Si vous suivez le football allemand, et en particulier la Bundesliga 2 cette saison, vous n’avez pas pu passer à côté du 1. FC Kaiserslautern. Ce club historique, quatre fois champion d’Allemagne, traîne derrière lui une identité puissante et une ferveur unique. Mais au-delà de son nom officiel, le FCK est désigné par plusieurs surnoms qui reviennent en boucle dans la presse et les tribunes : die Lauterer et die Pfälzer. Les deux surnoms sont liés à la localisation de la cité de Kaiserslautern.

Die Lauterer est sans doute le surnom le plus courant et le plus direct. Il désigne tout simplement les habitants (ou les joueurs) de la ville de Kaiserslautern. En Allemagne, les noms de villes sont souvent abrégés par les locaux pour créer des diminutifs affectueux. Le long « Kaiserslautern » devient ainsi fréquemment « Lautern ». Puis, dans la langue allemande, pour désigner les habitants d’une ville, on ajoute généralement le suffixe « -er » à la fin du nom de la ville (par exemple : Berlin donne Berliner, München donne Münchner). En appliquant cette règle au diminutif de la ville, Lautern devient donc Lauterer. Die Lauterer se traduit donc littéralement par « Ceux de Lautern ».

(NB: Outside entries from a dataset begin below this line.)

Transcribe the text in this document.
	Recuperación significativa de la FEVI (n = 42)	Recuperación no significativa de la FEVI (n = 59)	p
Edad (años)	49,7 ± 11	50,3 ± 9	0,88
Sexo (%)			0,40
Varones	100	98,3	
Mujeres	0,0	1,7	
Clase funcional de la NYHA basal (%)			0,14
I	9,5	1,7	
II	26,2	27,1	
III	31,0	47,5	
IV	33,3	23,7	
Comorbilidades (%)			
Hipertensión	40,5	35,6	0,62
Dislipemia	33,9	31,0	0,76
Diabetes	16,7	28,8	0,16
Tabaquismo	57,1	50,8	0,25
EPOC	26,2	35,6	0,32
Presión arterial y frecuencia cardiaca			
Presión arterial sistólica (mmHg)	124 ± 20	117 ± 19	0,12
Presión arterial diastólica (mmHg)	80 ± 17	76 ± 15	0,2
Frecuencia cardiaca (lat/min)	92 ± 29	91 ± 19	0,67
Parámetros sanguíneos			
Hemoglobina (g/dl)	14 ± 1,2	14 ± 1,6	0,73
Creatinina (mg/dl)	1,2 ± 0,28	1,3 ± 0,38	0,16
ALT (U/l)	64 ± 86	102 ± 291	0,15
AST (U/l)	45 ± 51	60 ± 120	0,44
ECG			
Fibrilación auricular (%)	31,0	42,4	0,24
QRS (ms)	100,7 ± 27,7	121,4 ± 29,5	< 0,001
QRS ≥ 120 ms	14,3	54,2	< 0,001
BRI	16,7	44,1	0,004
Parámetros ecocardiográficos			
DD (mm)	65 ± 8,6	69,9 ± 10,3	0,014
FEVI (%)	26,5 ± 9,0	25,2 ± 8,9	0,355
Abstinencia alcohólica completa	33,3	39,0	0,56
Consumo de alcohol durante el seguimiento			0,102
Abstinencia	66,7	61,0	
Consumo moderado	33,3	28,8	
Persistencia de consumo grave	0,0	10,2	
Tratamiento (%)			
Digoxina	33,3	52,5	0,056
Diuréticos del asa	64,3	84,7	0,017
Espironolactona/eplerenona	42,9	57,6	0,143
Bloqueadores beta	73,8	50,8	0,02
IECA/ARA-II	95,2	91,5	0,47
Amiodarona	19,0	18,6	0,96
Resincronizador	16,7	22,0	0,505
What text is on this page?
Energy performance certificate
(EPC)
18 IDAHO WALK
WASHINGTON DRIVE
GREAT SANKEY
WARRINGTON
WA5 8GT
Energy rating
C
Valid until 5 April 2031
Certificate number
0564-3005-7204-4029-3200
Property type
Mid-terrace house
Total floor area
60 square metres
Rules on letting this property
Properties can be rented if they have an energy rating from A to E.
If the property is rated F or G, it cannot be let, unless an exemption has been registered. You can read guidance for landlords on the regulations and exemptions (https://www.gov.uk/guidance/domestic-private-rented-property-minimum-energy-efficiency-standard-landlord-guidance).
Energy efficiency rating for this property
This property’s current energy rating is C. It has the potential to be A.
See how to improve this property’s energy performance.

Le nom de Kaiserslautern possède une étymologie fascinante, car il est le point de rencontre entre l’Histoire et la géographie locale. Tout d’abord, l’endroit s’appelait au IXème siècle Luthra, du vieux haut allemand lûttar signifiant « clair, limpide, brillant » et aha signifiant « eau ». Cela s’explique par la rivière Lauter qui traversait le village (aujourd’hui en grande partie souterraine). Puis, au XIIème siècle (vers 1152), l’Empereur du Saint Empire romain germanique, Frédéric Ier, dit Barberousse, appréciait tant les collines boisées environnantes, notamment le Betzenberg et le Lämmchesberg, pour la chasse qu’il décida d’y faire construire un magnifique palais impérial fortifié, le Kaiserpfalz. La ville a donc accolé son titre, Kaizer (Empereur) à son nom pour marquer ce statut de ville impériale. Résultat, si l’on traduit littéralement le nom de Kaiserslautern, cela signifie : Le domaine de l’Empereur, au bord de la rivière claire.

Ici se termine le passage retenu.